Il crollo del ponte di Genova e la politica sotto l’ombrellone
Un salvagente agli uomini di Stato che escono con affermazioni ferragostiane
La reazione che hanno avuto alcuni uomini del Governo - parliamo di Di Maio, Toninelli e Salvini - alla notizia del crollo del ponte Morandi ci ha lasciati perplessi.
Mentre il presidente del Consiglio Conte si è recato sul posto per rappresentare la vicinanza del Paese alle vittime e per impegnare l’esecutivo a far sì che certe cose non accadano più, i vice premier e il ministro delle infrastrutture e dei trasporti hanno tuonato contro i «colpevoli».
Ma, intendiamoci, non hanno aggiunto «presunti», come avrebbe fatto qualsiasi giornalista. Anzi, come se fosse un magistrato, Toninelli ha aggiunto che «dovranno subire il massimo della pena».
Poi, già che l’appetito vien mangiando, hanno pensato a multe super milionarie, a revoca delle concessioni, e - per non far nomi, Salvini - a dar colpa all’Europa che non lascia «spendere i soldi che ci sono».
Naturalmente in realtà il nostro è un Paese di Diritto, per cui le cose verranno fatte come si deve.
I margini per la revoca della concessione sono minimali, basti pensare che oltre ai problemi giuridici, ci sono quelli finanziari e, cosa non da poco per quanto dimenticata in questo frangente, quelli politici.
Una concessione è revocabile se ci sono gravi motivi. E Autostrade per l’Italia non si trova in una situazione facile da questo punto di vista, dato che il Ponte di Genova è solo l’ultimo episodio, e certamente il peggiore.
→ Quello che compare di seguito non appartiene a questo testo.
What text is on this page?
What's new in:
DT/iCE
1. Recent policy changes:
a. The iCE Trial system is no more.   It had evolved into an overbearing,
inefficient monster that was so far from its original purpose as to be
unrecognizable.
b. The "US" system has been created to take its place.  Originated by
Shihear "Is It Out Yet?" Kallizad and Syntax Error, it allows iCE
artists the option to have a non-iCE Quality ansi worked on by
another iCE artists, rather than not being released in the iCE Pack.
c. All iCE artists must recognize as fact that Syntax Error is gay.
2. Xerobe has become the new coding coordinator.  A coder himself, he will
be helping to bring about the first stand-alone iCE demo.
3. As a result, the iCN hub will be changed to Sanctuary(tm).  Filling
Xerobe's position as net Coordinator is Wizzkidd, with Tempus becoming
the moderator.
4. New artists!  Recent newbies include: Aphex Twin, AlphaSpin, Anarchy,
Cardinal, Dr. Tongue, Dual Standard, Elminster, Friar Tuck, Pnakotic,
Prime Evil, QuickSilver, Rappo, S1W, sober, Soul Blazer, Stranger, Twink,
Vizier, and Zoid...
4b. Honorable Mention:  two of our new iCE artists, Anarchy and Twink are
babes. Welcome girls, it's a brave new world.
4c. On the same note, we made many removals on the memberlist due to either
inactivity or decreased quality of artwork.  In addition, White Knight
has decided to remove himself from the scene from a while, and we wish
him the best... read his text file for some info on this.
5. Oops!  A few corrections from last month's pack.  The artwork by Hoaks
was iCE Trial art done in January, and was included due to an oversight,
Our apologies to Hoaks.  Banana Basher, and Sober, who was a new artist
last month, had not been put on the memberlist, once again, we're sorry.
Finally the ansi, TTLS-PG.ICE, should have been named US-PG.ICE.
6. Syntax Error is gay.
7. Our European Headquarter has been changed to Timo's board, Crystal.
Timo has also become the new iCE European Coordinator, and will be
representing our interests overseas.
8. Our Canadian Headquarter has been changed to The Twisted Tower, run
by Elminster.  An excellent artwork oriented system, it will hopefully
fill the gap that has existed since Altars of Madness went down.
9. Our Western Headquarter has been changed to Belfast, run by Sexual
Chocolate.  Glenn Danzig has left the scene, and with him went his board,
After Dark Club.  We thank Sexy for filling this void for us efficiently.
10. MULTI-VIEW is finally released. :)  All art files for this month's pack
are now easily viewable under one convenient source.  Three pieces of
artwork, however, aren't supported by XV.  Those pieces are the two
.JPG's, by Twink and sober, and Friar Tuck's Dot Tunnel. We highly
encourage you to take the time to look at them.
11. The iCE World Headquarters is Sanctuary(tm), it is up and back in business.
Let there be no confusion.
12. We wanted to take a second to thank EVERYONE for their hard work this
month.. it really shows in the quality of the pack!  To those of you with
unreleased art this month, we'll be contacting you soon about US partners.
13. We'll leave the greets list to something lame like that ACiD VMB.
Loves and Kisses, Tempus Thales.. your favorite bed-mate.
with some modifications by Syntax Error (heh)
Ma le incognite giuridiche sono sempre in agguato. Non sarà facile per il Ministero dettagliare le accuse da muovere alla società, basti pensare alle stesse responsabilità del Ministero, che è strutturato per effettuare a sua volta i controlli di legge.
Gli aspetti finanziari sono enormi. Lo Stato ha sempre affidato le concessioni per la semplice ragione che non vuole mettere quattrini.
In altre parole, ammesso che si riesca a revocare una concessione, si deve pur sempre trovare un altro soggetto disponibile a subentrare mettendo i miliardi necessari per assumere la concessione e rivedere tutto l’impianto della viabilità.
L’aspetto politico è quello più affascinante. Il ministro Toninelli tuona contro i Benetton dopo che il suo partito ha bocciato alla grande il progetto di sostituzione del ponte crollato ieri.
«Durerà altri cent’anni!» avevano gridato contro i politici che temevano che il ponte non avrebbe retto altri 10 anni (è crolalto dopo sei).
Per non parlare di Beppe Grillo, che a suo tempo aveva tenuto uno show contro l’idea immorale di investire in strutture nuove proprio a Genova. Da comico che non fa ridere si è passati al comico che fa piangere.
Ma Grillo non è un uomo di Stato, quindi torniamo all’argomento di fondo.
Ii ministri che tuonano apertamente e senza mezzi termini contro Benetton, i quali «pensano solo a fare soldi e a non pagare le tasse in Italia», sono uomini di stato. Hanno il dovere di pensare a quello che dicono, perché generano risultati incontrollabili.
Il risultato che sui social gli internauti si sono scagliati contro i Benetton è inaccettabile in un paese democratico.
Noi non siamo qui per difendere i Benetton, sia ben chiaro, ma di sicuro la famiglia trevisana ha diritto al rispetto del paese fino a che non si dimostri che la colpa del crollo sia effettivamente personalmente loro.
Per questo gettiamo un salvagente alla politica ferragostana, affinché non anneghi in un mare di cavolate.